La Anónima dice que gana poco, pero compra 12 nuevos supermercados
En medio de un escenario económico complejo y con el consumo en retroceso, la cadena La Anónima vuelve a quedar en el centro de la escena por una contradicción difícil de pasar por alto: mientras su conducción asegura que el negocio "gana cada vez menos", la empresa avanza con la compra de 12 hipermercados del Grupo Libertad, sumando además unos 1.600 empleados y un centro logístico.
Los locales en cuestión son doce hipermercados Libertad distribuidos en el centro y norte del país: cuatro en Córdoba, dos en Tucumán, y uno en cada una de estas ciudades: Rosario, Salta, San Juan, Rafaela, Posadas y Santiago del Estero. No es una expansión menor ni dispersa. Es una operación quirúrgica sobre una zona donde La Anónima casi no tenía presencia, y que le permite pasar de 159 a 171 sucursales en 91 ciudades, consolidándose como la cadena con mayor despliegue territorial en el interior argentino.
Días atrás, Nicolás Braun -CEO y miembro de la familia propietaria de la compañía- había advertido sobre la caída de la rentabilidad en el sector supermercadista. Según explicó, el consumo está retraído, los clientes compran menos y los márgenes se achican, lo que hace cada vez más difícil sostener la actividad.
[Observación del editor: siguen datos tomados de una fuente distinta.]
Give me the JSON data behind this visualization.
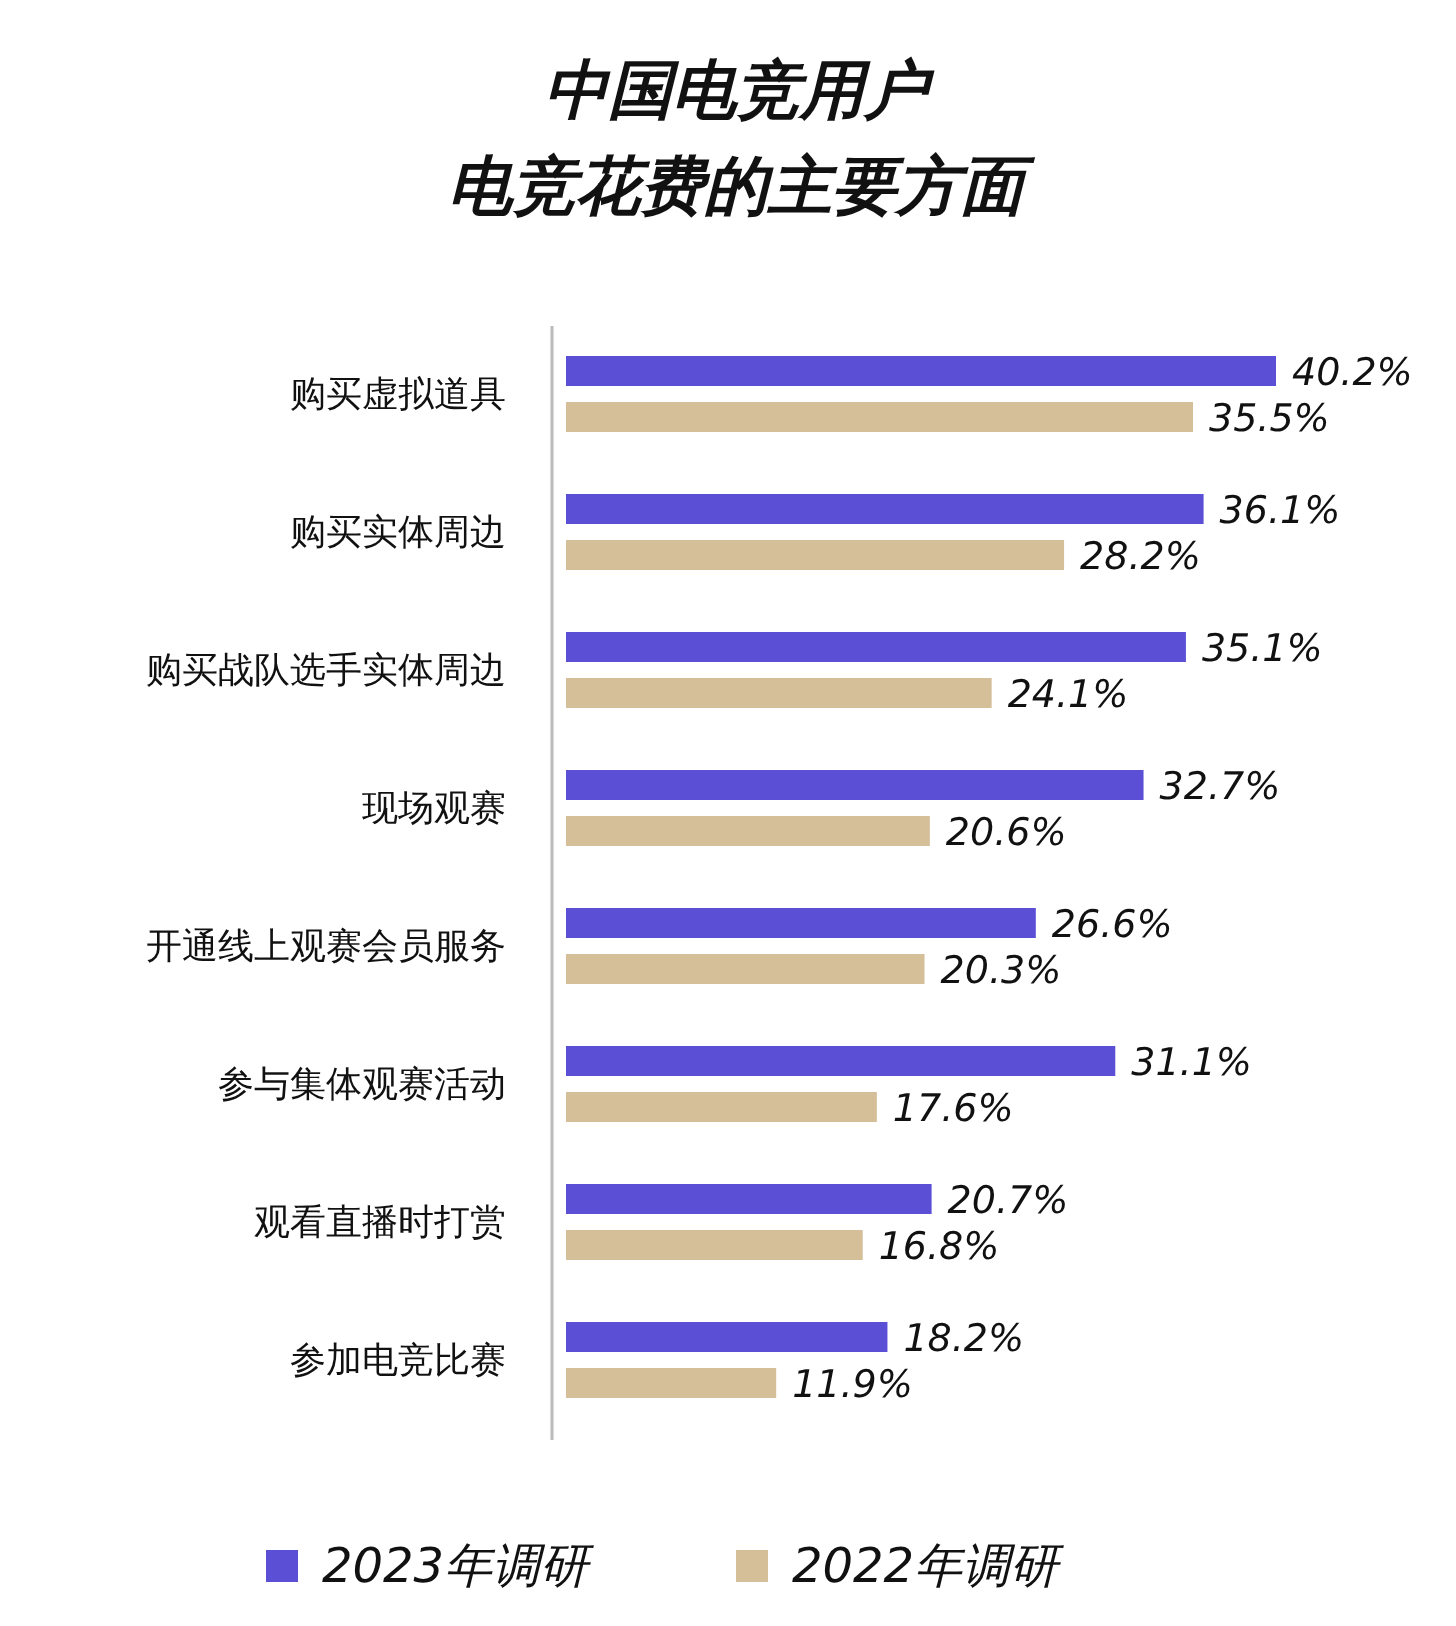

El diagnóstico fue presentado con tono grave, casi como una advertencia al mercado.
Sin embargo, en paralelo a ese diagnóstico, Federico Braun, presidente de la compañía, celebraba el acuerdo con Grupo Libertad como "una oportunidad única de crecimiento y expansión". Ambas cosas pueden ser ciertas al mismo tiempo, pero la distancia entre los dos mensajes es lo suficientemente grande como para no pasarla por alto.
La contradicción abre interrogantes legítimos. En el mundo empresario, este tipo de operaciones suelen responder a estrategias de largo plazo: las compañías aprovechan contextos adversos para expandirse y ganar participación de mercado. Las crisis, para los jugadores con espalda financiera, son también ventanas de oportunidad. La competencia se retrae, los activos se abaratan y quien puede, compra. Esa lógica es tan válida como conocida, y en este caso tiene nombre y apellido: Grupo Libertad, que se desprende de su operación de supermercados para reforzar su negocio inmobiliario bajo la marca Paseo Libertad.
Pero hacia afuera, el mensaje no pasa desapercibido. Que desde la conducción se hable de rentabilidad en baja mientras se anuncia la mayor expansión territorial de la historia reciente de la cadena genera, cuando menos, un ruido comunicacional que conviene leer con atención. No necesariamente porque haya mala fe -las grandes cadenas pueden operar con márgenes ajustados y aun así invertir con visión de largo plazo-, sino porque el contraste entre el relato público y la acción concreta instala dudas razonables.
La expansión de La Anónima muestra que, al menos para los grandes jugadores del supermercadismo argentino, todavía hay margen para crecer. Ese dato, en un contexto donde el bolsillo de las familias sigue siendo el principal termómetro de la economía, merece registrarse sin anestesia: la concentración del sector avanza, y los que quedan afuera de esa lógica no son las empresas.